A pro-Ron DeSantis ad featured former President Donald Trump's voice reading a post he wrote on Truth Social, but he didn't speak those words in real life. And last spring, Republicans used AI to create an ad depicting a dystopian future under a second Biden term.

Those examples were cited by lawmakers, experts and advocacy groups interviewed by the Milwaukee Journal Sentinel, though no one could recall obvious uses of AI in ads aired in Wisconsin.

But the battleground state could become a prime target in the immediate days before elections, with little time for remedy. There have been early efforts to rein in artificial intelligence in politics before the 2024 elections.

The Federal Communications Commission just ruled robocalls with AI-generated voices are illegal. And the Federal Election Commission has started a process to regulate "deliberately deceptive" campaign ads.

But the federal government is "going very slow," said Craig Holman, government affairs lobbyist for Public Citizen, a consumer advocacy group that asked FEC for those rules. "We really are counting on the states to step up to the plate."

Five states, including Minnesota and Michigan, already have laws on the books that regulate AI in campaign ads, according to the National Conference of State Legislatures. A bill that has been moving swiftly through the state Legislature would add Wisconsin to the list.

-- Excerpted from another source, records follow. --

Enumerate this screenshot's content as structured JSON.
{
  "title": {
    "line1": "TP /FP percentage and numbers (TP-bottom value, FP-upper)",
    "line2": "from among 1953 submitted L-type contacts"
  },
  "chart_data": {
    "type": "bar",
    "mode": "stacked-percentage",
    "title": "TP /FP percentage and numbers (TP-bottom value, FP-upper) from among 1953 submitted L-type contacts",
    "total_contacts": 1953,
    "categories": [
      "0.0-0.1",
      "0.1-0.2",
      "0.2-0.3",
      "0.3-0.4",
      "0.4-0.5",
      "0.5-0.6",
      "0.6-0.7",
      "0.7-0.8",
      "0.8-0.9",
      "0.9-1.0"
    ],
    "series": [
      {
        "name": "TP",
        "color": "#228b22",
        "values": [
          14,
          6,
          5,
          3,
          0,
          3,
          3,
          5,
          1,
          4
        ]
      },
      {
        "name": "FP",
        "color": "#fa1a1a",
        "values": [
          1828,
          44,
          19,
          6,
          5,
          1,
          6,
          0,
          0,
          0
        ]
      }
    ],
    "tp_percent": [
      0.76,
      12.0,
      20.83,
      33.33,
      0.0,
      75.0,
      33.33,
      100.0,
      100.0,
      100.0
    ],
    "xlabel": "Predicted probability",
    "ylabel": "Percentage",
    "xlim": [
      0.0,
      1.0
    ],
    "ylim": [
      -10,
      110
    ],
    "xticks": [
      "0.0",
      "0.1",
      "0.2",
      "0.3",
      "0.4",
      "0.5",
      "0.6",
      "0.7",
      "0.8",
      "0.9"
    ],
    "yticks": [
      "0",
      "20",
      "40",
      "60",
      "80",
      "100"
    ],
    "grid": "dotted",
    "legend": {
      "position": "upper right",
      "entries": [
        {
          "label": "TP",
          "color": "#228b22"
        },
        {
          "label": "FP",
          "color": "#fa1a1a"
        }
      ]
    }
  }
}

The Wisconsin bill would require campaign ads that contain synthetic media, "audio or video content substantially produced by means of generative artificial intelligence," to include a disclaimer.

The words "contains content generated by AI" would be spoken at the beginning and end of radio ads. Video ads would include readable writing that audio or video content was generated by AI during the portion that contains it, at the beginning and end.

Unlike Texas and Minnesota, which essentially ban AI-generated ads in the lead-up to elections, the Wisconsin bill doesn't include a timeline or blanket restriction. Lawmakers were concerned that could invite legal challenges based on free speech.